Most EGC strategies (including the one employed by
CCL
) logically or physically divide memory into one or more
areas of relatively young objects ("generations") and one or
more areas of old objects. Objects that have survived one or
more GCs as members of a young generation are promoted (or
"tenured") into an older generation, where they may or may not
survive long enough to be promoted to the next generation and
eventually may become "old" objects that can only be reclaimed
if a full GC proves that there are no live references to them.

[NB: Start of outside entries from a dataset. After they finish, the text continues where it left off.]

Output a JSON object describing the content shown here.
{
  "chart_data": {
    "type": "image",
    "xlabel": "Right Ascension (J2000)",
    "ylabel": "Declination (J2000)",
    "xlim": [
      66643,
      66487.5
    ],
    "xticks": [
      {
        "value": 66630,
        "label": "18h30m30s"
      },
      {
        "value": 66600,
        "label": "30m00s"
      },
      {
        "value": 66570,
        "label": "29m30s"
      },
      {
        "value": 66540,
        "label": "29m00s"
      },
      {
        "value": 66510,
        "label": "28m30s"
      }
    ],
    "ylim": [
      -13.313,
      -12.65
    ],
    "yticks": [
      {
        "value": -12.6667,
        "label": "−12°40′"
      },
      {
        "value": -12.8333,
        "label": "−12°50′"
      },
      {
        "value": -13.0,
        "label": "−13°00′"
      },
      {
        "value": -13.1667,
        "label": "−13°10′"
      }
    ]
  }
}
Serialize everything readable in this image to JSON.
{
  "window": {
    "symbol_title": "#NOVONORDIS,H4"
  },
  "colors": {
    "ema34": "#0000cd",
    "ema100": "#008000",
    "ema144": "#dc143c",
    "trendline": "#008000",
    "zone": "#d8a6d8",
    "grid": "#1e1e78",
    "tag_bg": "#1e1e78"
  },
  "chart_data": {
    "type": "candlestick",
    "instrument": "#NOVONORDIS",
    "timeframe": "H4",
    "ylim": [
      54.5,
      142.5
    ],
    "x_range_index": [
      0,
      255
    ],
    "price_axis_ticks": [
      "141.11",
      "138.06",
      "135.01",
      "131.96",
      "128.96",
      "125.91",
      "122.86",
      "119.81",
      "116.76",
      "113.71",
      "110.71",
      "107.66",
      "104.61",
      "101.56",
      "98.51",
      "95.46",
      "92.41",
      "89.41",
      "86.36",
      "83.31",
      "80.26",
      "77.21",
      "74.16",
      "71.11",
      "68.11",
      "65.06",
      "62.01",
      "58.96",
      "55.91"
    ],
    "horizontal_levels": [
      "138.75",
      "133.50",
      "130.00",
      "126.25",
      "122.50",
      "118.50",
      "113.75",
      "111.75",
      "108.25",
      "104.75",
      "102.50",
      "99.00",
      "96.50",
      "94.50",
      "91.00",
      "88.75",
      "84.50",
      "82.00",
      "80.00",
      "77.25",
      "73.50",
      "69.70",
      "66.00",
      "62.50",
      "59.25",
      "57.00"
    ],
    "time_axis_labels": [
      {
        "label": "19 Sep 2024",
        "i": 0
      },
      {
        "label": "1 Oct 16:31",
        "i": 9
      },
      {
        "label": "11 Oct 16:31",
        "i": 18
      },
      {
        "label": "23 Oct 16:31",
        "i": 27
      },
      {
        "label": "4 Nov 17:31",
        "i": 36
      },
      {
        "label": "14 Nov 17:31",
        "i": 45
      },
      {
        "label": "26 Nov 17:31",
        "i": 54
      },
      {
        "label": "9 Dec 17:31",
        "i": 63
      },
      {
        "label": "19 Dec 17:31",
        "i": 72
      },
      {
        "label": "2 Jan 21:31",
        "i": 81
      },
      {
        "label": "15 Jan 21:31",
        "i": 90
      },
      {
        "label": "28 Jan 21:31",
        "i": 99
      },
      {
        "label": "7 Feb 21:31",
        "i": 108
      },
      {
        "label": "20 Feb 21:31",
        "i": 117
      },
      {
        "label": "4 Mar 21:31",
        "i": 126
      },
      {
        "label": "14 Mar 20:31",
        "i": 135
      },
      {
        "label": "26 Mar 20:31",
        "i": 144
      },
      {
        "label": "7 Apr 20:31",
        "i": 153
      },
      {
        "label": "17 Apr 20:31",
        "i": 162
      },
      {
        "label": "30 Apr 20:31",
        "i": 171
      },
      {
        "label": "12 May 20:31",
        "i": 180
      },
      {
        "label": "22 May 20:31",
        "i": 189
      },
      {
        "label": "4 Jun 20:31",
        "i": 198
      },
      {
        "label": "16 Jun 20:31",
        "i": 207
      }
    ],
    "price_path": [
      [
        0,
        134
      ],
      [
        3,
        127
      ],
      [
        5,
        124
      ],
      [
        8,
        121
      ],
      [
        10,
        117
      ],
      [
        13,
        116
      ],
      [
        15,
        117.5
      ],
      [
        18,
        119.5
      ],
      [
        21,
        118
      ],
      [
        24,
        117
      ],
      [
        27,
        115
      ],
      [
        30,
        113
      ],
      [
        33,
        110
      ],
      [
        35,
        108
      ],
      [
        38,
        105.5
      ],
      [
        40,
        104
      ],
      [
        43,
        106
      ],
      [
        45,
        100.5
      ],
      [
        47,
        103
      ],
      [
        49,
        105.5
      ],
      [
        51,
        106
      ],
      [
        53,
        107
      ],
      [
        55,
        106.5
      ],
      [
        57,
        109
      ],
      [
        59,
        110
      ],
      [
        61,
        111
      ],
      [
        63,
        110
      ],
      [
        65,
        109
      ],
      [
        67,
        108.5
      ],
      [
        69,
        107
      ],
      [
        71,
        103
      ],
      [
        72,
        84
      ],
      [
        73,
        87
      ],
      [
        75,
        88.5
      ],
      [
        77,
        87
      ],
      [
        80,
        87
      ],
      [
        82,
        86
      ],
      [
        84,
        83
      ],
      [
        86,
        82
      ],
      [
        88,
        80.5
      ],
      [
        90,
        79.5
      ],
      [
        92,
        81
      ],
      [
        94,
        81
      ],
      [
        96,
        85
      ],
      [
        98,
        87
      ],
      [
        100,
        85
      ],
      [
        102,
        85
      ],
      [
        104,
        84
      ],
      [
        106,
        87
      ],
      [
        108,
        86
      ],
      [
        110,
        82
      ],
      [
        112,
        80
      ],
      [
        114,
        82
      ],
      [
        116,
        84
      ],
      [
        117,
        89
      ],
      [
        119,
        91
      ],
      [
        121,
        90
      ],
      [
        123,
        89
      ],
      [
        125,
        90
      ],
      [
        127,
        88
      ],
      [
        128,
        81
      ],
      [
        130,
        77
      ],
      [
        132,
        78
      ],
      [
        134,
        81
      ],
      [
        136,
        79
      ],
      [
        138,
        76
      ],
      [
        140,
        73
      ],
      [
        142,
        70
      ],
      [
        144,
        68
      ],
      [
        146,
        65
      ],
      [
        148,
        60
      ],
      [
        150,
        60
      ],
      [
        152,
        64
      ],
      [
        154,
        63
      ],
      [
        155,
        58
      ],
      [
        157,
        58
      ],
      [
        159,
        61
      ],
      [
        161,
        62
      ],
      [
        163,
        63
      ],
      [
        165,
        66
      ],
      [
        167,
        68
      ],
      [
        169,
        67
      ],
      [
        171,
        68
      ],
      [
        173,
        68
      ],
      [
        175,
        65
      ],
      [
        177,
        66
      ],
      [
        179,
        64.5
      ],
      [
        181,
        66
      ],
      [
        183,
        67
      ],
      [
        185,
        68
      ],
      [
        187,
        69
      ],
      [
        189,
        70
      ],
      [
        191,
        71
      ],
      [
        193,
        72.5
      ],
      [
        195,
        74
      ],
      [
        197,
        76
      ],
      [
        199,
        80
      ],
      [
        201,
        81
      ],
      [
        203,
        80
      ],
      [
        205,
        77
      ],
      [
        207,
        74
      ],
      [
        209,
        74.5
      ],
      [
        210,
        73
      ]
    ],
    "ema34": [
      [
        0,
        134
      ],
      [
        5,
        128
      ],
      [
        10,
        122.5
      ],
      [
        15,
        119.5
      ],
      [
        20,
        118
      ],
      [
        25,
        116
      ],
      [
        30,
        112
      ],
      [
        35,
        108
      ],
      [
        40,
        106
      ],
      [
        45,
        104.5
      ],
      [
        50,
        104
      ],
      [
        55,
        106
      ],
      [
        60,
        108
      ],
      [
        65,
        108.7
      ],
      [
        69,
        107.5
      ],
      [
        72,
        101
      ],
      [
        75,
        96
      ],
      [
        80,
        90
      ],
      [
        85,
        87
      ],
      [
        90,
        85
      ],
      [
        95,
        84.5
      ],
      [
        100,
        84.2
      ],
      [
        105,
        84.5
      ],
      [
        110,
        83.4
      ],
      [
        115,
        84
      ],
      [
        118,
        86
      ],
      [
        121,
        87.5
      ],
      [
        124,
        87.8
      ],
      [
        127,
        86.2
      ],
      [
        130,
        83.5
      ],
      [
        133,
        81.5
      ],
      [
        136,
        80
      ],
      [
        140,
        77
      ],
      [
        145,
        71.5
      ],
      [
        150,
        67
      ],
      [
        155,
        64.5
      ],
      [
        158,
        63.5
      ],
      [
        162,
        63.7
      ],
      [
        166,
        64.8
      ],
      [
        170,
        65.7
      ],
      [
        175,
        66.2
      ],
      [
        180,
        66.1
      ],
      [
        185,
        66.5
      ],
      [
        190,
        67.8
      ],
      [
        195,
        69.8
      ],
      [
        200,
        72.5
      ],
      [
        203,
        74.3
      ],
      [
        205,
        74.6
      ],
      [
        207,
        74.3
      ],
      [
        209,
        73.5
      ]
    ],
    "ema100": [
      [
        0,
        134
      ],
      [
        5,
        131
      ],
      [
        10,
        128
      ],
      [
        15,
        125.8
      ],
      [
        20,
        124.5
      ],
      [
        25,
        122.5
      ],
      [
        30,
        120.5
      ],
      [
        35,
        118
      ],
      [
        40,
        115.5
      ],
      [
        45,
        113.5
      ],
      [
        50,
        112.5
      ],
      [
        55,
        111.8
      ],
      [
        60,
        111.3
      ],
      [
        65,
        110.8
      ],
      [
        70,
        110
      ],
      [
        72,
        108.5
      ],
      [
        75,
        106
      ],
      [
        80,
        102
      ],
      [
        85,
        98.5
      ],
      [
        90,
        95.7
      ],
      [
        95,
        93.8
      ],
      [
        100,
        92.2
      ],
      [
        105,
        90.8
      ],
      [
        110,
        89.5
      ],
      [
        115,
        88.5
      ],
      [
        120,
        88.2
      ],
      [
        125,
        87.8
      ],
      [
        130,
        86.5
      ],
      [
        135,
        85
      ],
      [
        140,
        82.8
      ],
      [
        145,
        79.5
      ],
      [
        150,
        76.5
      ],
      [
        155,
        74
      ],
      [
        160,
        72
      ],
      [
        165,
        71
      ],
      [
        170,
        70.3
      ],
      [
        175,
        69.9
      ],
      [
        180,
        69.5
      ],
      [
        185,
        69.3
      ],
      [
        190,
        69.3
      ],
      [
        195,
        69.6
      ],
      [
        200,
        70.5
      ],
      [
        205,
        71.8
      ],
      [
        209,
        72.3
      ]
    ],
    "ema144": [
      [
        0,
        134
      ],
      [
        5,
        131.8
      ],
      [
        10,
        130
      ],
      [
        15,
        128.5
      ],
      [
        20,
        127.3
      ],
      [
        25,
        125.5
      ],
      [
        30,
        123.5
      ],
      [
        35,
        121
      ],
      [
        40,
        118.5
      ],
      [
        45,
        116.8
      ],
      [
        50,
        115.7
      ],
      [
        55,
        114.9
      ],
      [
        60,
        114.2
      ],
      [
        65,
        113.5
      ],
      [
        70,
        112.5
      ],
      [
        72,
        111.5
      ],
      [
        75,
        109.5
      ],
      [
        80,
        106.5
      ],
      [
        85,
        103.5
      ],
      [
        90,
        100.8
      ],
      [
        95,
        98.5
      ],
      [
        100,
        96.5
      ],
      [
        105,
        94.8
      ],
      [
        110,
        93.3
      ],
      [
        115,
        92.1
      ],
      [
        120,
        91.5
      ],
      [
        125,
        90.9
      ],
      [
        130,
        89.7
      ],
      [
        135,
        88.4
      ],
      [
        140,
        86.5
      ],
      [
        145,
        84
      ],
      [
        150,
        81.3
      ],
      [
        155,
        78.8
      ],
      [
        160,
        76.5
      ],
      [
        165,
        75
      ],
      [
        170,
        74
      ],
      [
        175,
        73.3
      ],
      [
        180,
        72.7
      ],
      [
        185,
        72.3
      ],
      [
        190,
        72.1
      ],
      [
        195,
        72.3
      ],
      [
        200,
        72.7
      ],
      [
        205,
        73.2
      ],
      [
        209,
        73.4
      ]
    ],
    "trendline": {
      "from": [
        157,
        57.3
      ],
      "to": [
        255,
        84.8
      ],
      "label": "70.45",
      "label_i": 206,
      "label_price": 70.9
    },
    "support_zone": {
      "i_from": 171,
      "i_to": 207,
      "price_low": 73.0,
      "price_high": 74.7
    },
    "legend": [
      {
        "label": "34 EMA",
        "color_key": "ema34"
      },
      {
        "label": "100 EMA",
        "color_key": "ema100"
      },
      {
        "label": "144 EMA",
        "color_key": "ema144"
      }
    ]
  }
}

This filtering process isn't perfect - a certain amount of
premature tenuring may take place - but it usually works very
well in practice.
It's important to note that a GC of the youngest
generation is typically very fast (perhaps a few milliseconds on
a modern CPU, depending on various factors), CCL
's EGC is
not concurrent and doesn't offer realtime guarantees.
CCL
's EGC maintains three ephemeral generations; all
newly created objects are created as members of the youngest
generation. Each generation has an associated
threshold, which indicates the number of
bytes in it and all younger generations that can be allocated
before a GC is triggered. These GCs will involve the target
generation and all younger ones (and may therefore cause some
premature tenuring); since the older generations have larger
thresholds, they're GCed less frequently and most short-lived
objects that make it into an older generation tend not to
survive there very long.
The EGC can be enabled or disabled under program control; under some circumstances, it may be enabled but inactive (because a full GC is imminent.) Since it may be hard to know or predict the consing behavior of other threads, the distinction between the "active" and "inactive" state isn't very meaningful, especially when native threads are involved.